The Global View

Iceland to test storing carbon dioxide in mineral form

Geochemists attending a conference in the US today heard about a new way in which we might be able to safely store carbon dioxide emissions underground: as solid magnesium carbonates or calcium carbonates.

Sigurdur Gislason of the University of Iceland described the process today during the Goldschmidt Conference being attended by several thousand geochemists from around the world. The event is being hosted by the University of Tennessee, Knoxville, and Oak Ridge National Laboratory.

Underground storage of carbon dioxide — called carbon storage and sequestration, or CCS — is considered by many to be a crucial part of the goal of reducing global greenhouse gas emissions and preventing dangerous climate change. While it’s already technically feasible, however, CCS remains energy intensive and costly. Current methods also rely on storing carbon dioxide in gas form in deep underground reservoirs, a strategy with the potential for large and sudden releases of stored gas if for some reason the reservoirs prove leaky or unstable.

Gislason’s method, though, offers an alternative. He leads an international team of scientists working on the Carbfix Project, which aims to store carbon underground in such a way that it mixes with minerals and becomes rock.

The project, hosted by the Hellisheidi Geothermal Power Plant in Iceland, involves capturing and separating flue gases from the plant, dissolving the gas in water and then injecting it at high pressures into a thick layer of basalt between 400 and 800 metres below the surface. When mixed with water, carbon dioxide forms carbonic acid (what we call soda water or carbonated water). When that is percolated through rocks, it dissolves minerals and forms solid carbonates — essentially storing away carbon dioxide in rock form.

Gislason and his colleagues plan to verify and monitor the process in hopes the strategy can provide a carbon storage solution that proves long-lasting, stable and environmentally benign.

The Hellisheidi plant currently produces some 60,000 tonnes of carbon dioxide emissions each year.

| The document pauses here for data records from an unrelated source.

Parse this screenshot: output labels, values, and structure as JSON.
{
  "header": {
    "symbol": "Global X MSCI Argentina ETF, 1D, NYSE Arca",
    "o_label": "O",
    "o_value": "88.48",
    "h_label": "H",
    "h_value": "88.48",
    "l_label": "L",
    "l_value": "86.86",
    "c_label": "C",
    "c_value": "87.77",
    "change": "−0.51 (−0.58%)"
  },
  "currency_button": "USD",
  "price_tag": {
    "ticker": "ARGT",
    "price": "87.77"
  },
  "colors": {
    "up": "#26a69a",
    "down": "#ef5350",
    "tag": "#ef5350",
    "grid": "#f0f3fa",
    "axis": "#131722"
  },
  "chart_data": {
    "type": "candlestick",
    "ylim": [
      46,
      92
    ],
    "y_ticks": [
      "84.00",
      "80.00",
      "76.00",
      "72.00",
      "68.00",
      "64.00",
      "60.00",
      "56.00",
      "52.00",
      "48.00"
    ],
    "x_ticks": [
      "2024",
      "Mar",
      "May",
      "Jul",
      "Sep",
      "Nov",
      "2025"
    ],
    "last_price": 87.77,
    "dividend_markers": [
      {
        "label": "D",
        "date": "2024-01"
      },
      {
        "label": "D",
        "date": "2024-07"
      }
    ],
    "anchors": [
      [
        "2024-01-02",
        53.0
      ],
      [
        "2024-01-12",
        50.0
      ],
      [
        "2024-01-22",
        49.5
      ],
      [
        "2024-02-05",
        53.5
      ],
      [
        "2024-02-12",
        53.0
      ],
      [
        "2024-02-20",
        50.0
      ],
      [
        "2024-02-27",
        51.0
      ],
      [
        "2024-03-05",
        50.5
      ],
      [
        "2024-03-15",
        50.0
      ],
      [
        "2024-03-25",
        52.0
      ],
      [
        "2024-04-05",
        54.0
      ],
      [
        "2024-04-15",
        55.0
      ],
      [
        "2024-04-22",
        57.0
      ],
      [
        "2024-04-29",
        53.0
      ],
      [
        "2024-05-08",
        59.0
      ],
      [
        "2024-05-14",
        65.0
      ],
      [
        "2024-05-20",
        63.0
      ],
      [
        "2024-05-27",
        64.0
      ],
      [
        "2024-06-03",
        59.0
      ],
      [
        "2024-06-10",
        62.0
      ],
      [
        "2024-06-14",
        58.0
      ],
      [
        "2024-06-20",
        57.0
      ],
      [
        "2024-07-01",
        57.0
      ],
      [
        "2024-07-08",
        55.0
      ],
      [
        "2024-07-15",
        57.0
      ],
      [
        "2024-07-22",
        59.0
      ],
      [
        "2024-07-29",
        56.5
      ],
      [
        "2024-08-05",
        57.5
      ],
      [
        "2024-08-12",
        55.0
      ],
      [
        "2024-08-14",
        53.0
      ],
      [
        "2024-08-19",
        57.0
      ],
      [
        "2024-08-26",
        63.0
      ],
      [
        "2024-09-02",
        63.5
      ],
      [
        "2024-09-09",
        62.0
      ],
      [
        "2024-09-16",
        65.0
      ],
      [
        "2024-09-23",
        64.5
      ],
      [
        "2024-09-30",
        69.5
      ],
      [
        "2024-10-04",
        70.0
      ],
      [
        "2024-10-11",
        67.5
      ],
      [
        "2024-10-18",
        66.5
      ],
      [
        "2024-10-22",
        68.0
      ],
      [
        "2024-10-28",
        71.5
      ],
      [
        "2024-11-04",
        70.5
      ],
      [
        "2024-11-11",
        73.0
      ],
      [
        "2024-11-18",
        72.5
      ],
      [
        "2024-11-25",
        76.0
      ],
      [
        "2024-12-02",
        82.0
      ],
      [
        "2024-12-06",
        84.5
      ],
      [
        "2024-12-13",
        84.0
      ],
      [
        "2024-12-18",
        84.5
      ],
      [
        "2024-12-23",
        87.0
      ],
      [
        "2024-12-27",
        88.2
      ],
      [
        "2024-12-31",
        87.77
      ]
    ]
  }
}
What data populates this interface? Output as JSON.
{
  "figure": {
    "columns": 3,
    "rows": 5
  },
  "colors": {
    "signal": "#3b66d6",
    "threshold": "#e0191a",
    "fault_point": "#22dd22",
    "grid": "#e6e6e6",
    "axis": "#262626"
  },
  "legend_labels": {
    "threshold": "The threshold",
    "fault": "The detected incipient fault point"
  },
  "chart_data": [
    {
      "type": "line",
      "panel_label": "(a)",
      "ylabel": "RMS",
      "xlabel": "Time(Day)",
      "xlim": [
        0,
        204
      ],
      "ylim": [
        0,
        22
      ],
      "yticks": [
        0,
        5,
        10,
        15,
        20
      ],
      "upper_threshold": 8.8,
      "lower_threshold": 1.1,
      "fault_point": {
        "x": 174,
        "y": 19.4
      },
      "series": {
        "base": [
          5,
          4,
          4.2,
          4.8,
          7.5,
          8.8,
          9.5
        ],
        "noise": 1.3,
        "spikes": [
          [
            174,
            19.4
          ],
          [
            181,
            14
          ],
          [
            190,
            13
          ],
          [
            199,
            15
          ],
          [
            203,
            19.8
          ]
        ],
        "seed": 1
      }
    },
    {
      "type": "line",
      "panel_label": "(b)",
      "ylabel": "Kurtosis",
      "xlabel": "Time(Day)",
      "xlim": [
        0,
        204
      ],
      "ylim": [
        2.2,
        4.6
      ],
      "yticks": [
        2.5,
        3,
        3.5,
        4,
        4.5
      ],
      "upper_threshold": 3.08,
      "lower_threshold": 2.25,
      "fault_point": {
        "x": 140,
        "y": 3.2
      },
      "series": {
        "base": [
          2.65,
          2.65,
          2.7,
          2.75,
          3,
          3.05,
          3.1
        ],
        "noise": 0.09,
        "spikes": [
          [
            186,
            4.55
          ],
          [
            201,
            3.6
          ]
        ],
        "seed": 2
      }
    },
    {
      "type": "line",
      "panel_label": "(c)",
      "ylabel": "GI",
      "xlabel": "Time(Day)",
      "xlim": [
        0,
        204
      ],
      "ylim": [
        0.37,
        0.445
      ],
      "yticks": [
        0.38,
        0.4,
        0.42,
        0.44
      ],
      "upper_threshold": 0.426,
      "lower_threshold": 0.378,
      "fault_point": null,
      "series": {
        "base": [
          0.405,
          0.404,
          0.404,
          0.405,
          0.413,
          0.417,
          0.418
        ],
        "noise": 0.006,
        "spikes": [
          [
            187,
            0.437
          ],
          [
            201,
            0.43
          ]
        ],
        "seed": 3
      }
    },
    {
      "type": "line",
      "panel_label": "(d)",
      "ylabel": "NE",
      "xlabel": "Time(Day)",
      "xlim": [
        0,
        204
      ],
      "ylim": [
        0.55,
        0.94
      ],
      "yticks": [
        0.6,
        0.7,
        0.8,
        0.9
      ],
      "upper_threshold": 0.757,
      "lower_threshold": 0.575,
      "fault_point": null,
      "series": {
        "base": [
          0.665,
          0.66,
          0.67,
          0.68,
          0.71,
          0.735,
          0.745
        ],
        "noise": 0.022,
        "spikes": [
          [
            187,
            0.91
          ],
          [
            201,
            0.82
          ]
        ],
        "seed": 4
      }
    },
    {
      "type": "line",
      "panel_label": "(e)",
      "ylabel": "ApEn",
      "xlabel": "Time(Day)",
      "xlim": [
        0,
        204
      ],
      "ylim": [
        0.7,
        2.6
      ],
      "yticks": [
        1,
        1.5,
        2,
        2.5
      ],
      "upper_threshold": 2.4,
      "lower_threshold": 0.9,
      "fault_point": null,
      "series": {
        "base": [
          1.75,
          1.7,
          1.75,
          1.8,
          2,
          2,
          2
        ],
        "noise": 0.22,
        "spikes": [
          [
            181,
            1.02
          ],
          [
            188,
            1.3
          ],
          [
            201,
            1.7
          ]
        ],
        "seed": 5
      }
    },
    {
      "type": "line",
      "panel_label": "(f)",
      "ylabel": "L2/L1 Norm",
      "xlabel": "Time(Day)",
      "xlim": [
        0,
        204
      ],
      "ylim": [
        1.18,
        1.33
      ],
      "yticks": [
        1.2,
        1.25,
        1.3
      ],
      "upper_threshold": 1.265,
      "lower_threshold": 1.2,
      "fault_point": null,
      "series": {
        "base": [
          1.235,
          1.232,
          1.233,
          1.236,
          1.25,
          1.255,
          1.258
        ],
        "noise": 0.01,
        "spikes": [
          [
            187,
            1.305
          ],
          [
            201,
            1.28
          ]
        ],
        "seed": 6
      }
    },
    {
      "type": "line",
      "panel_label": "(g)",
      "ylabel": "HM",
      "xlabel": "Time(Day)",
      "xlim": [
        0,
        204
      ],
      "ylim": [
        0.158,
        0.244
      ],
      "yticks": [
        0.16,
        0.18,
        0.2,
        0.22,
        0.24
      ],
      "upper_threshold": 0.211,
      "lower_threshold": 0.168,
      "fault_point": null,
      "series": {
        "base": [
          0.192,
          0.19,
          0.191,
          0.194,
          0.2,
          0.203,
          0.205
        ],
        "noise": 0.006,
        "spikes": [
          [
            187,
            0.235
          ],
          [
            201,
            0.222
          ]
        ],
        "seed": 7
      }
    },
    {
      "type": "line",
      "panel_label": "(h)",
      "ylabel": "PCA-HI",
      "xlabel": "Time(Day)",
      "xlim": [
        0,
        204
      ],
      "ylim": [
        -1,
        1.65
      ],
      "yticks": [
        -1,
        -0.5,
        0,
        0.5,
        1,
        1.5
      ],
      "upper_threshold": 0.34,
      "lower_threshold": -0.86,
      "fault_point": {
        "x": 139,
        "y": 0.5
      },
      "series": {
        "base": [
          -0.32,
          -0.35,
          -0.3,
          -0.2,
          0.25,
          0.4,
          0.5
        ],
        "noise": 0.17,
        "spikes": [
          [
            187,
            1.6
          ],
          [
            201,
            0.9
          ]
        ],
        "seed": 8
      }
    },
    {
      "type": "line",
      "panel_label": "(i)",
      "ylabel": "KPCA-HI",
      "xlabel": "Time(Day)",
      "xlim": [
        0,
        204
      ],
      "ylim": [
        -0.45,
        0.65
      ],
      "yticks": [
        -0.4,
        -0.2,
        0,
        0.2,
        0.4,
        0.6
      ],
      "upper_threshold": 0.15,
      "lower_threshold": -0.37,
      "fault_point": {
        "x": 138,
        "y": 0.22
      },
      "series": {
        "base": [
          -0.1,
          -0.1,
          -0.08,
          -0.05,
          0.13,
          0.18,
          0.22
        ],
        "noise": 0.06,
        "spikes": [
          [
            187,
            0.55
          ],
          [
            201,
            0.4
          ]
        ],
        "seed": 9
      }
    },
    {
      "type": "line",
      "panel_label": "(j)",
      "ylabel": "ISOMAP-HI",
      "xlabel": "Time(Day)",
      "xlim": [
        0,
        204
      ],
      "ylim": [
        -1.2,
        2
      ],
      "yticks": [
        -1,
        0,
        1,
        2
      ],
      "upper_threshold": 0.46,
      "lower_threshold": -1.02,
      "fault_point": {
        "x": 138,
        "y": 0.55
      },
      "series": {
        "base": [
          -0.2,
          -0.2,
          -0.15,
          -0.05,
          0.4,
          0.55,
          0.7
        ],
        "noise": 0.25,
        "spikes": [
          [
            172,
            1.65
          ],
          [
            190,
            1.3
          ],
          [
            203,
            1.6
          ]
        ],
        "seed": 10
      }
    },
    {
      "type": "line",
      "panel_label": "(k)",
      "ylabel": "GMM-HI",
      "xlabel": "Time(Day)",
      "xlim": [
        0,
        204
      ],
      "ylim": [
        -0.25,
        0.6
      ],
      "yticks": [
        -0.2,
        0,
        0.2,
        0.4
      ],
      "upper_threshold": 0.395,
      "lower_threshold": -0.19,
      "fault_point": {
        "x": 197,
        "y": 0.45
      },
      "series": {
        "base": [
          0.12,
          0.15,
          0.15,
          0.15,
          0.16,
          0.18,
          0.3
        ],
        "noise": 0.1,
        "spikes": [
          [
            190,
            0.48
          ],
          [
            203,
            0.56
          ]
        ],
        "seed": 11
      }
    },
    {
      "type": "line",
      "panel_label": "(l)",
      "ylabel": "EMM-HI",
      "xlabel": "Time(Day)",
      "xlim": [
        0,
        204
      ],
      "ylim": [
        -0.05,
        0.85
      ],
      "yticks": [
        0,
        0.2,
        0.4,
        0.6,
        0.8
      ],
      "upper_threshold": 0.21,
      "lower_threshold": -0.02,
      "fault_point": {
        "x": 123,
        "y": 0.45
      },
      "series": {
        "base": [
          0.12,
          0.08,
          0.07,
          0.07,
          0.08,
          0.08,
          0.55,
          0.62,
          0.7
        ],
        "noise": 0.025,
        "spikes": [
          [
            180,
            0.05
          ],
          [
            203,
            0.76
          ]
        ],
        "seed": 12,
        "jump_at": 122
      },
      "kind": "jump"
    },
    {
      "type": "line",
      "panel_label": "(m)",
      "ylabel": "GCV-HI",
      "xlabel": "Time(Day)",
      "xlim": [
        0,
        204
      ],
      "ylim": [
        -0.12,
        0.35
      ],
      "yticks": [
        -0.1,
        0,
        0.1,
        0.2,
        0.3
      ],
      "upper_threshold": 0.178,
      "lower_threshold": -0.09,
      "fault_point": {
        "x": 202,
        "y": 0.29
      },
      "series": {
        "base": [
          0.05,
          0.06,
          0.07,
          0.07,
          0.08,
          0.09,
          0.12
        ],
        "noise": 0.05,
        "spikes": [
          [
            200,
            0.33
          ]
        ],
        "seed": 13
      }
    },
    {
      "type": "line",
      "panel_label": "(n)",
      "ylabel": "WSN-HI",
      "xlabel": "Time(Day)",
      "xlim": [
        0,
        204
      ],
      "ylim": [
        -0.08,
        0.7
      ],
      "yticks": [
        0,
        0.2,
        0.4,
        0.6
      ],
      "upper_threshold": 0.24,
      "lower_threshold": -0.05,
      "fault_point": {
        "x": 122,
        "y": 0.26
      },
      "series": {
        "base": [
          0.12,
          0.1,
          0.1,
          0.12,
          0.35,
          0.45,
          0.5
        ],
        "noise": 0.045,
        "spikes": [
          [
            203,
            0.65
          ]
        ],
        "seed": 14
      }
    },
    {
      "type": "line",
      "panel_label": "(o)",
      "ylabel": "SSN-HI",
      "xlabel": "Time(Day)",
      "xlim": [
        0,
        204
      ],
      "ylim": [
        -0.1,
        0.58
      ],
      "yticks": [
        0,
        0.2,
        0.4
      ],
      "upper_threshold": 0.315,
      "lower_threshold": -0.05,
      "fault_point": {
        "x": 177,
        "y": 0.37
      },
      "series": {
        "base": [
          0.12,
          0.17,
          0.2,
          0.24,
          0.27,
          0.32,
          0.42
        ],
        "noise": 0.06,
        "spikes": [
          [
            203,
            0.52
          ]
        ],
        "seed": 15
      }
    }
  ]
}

The Carbfix team’s initial goal is to store about 2,000 tonnes of carbon dioxide annually, then see whether the process can be scaled up further.

The Carbfix Project was to have started tests earlier this year. However, researchers discovered in March that flue gases from the power plant contained a large percentage of air, which could have interfered with the carbon storage process and also increased the risk of explosion. The project team has since found a way to resolve that problem, and now hopes to begin tests and monitoring this summer.